Acceptance (Cleaning): demonstrated parsing of suffixes + decimals, documented missing-value choice, correctly typed final table.

Acceptance Criteria (overall)

  • Clarity: Report is organised with headings; figures/tables have titles, axes, legends.
  • Correctness: Code reads files correctly (separators/decimals), computations match definitions you stated.
  • Completeness: All A1–A3 and B1 deliverables present.
  • Reproducibility: Code and minimal environment notes included; random seeds set where relevant.

Submission

  1. Push your work to username-hw-3.

  2. Open an Issue titled HW3 – Submission (optional label: ready-for-grading). Include:

    • Link to your report (HW3/README.md or HW3/HW3.ipynb)
    • 2–3 lines summarising results (one per dataset is fine)
    • Notes on any parsing/cleaning decisions

Assignment deadline: Monday 23:59 (Europe/Stockholm)

Peer Review (after the deadline)

Comment under your partner’s HW3 – Submission Issue. Copy this checklist:

  • Coverage: Are all required tasks (A1–A3, B1) completed?
  • Definitions: Are prevalence/rarity and cleaning choices stated and applied consistently?
  • Figures/tables: Labels, readability, and match to claims?
  • Reproducibility: Can you see how to run the code and reproduce outputs?
  • One highlight & one suggestion: Specific and actionable.
  • Discussion: When cleaning the data for the "Birdwatching" task, has the author written a concise code, or have they cleaned the data in multiple steps? Which do you prefer and why?

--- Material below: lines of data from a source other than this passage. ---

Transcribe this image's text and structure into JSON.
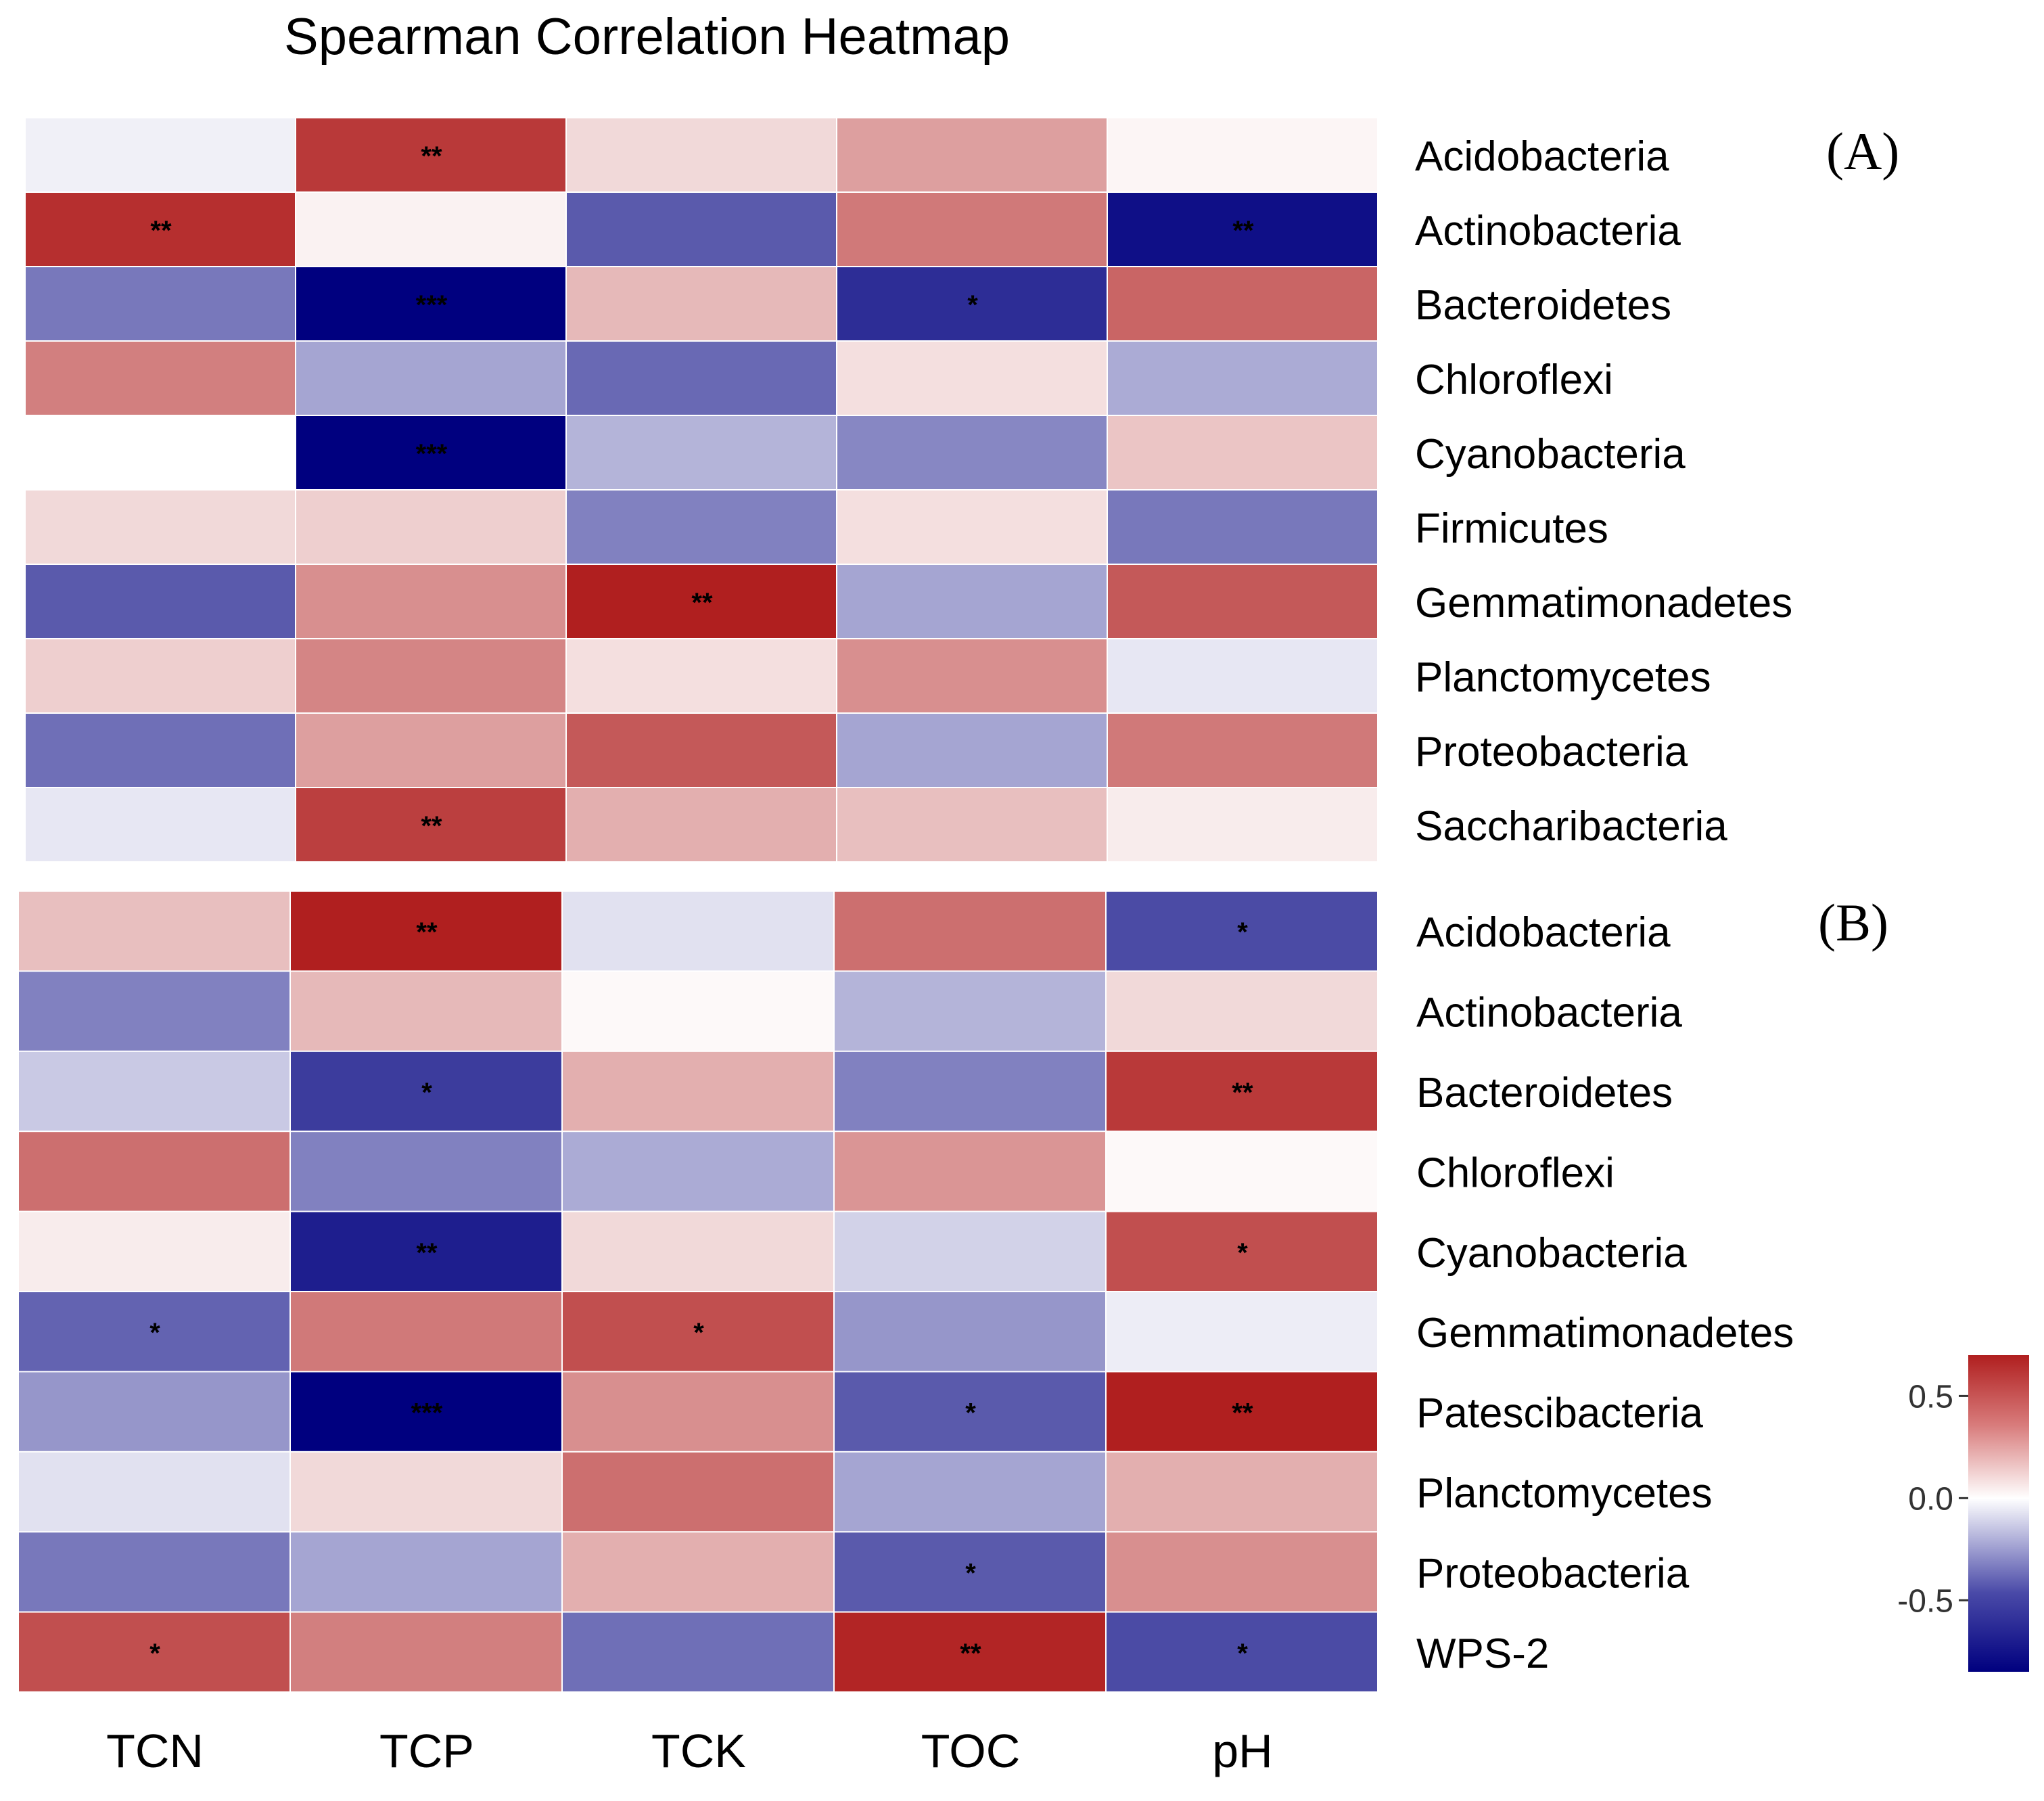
{
  "chart_data": {
    "type": "heatmap",
    "title": "Spearman Correlation Heatmap",
    "columns": [
      "TCN",
      "TCP",
      "TCK",
      "TOC",
      "pH"
    ],
    "colorbar": {
      "ticks": [
        0.5,
        0.0,
        -0.5
      ],
      "tick_labels": [
        "0.5",
        "0.0",
        "-0.5"
      ],
      "range": [
        -0.85,
        0.7
      ],
      "low_color": "#00007f",
      "mid_color": "#ffffff",
      "high_color": "#b01f1f"
    },
    "panels": [
      {
        "label": "(A)",
        "rows": [
          "Acidobacteria",
          "Actinobacteria",
          "Bacteroidetes",
          "Chloroflexi",
          "Cyanobacteria",
          "Firmicutes",
          "Gemmatimonadetes",
          "Planctomycetes",
          "Proteobacteria",
          "Saccharibacteria"
        ],
        "values": [
          [
            -0.05,
            0.62,
            0.12,
            0.3,
            0.03
          ],
          [
            0.65,
            0.04,
            -0.55,
            0.42,
            -0.8
          ],
          [
            -0.45,
            -0.85,
            0.22,
            -0.7,
            0.48
          ],
          [
            0.4,
            -0.3,
            -0.5,
            0.1,
            -0.28
          ],
          [
            0.0,
            -0.85,
            -0.25,
            -0.4,
            0.18
          ],
          [
            0.12,
            0.15,
            -0.42,
            0.1,
            -0.45
          ],
          [
            -0.55,
            0.35,
            0.7,
            -0.3,
            0.52
          ],
          [
            0.15,
            0.38,
            0.1,
            0.35,
            -0.08
          ],
          [
            -0.48,
            0.3,
            0.52,
            -0.3,
            0.42
          ],
          [
            -0.08,
            0.6,
            0.25,
            0.2,
            0.06
          ]
        ],
        "significance": [
          [
            "",
            "**",
            "",
            "",
            ""
          ],
          [
            "**",
            "",
            "",
            "",
            "**"
          ],
          [
            "",
            "***",
            "",
            "*",
            ""
          ],
          [
            "",
            "",
            "",
            "",
            ""
          ],
          [
            "",
            "***",
            "",
            "",
            ""
          ],
          [
            "",
            "",
            "",
            "",
            ""
          ],
          [
            "",
            "",
            "**",
            "",
            ""
          ],
          [
            "",
            "",
            "",
            "",
            ""
          ],
          [
            "",
            "",
            "",
            "",
            ""
          ],
          [
            "",
            "**",
            "",
            "",
            ""
          ]
        ]
      },
      {
        "label": "(B)",
        "rows": [
          "Acidobacteria",
          "Actinobacteria",
          "Bacteroidetes",
          "Chloroflexi",
          "Cyanobacteria",
          "Gemmatimonadetes",
          "Patescibacteria",
          "Planctomycetes",
          "Proteobacteria",
          "WPS-2"
        ],
        "values": [
          [
            0.2,
            0.7,
            -0.1,
            0.45,
            -0.6
          ],
          [
            -0.42,
            0.22,
            0.02,
            -0.25,
            0.12
          ],
          [
            -0.18,
            -0.65,
            0.25,
            -0.42,
            0.62
          ],
          [
            0.45,
            -0.42,
            -0.28,
            0.33,
            0.02
          ],
          [
            0.06,
            -0.75,
            0.12,
            -0.15,
            0.55
          ],
          [
            -0.52,
            0.42,
            0.55,
            -0.35,
            -0.06
          ],
          [
            -0.35,
            -0.85,
            0.35,
            -0.55,
            0.7
          ],
          [
            -0.1,
            0.12,
            0.45,
            -0.3,
            0.25
          ],
          [
            -0.45,
            -0.3,
            0.25,
            -0.55,
            0.35
          ],
          [
            0.55,
            0.4,
            -0.48,
            0.68,
            -0.6
          ]
        ],
        "significance": [
          [
            "",
            "**",
            "",
            "",
            "*"
          ],
          [
            "",
            "",
            "",
            "",
            ""
          ],
          [
            "",
            "*",
            "",
            "",
            "**"
          ],
          [
            "",
            "",
            "",
            "",
            ""
          ],
          [
            "",
            "**",
            "",
            "",
            "*"
          ],
          [
            "*",
            "",
            "*",
            "",
            ""
          ],
          [
            "",
            "***",
            "",
            "*",
            "**"
          ],
          [
            "",
            "",
            "",
            "",
            ""
          ],
          [
            "",
            "",
            "",
            "*",
            ""
          ],
          [
            "*",
            "",
            "",
            "**",
            "*"
          ]
        ]
      }
    ]
  }
}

Peer-review deadline: Thursday 23:59 (Europe/Stockholm)

Grading

Per-homework scale U / G / VG based on:

  • Completeness (all tasks + submission + peer review)
  • Clarity (well-structured report; concise, precise writing)
  • Correctness & Reproducibility (parsing/cleaning done properly; code produces shown outputs)

Notes

  • Late submissions/reviews require an extra task and are graded Pass/Fail only (no VG).
  • Keep claims descriptive, not causal; cite any external sources or code you adapt.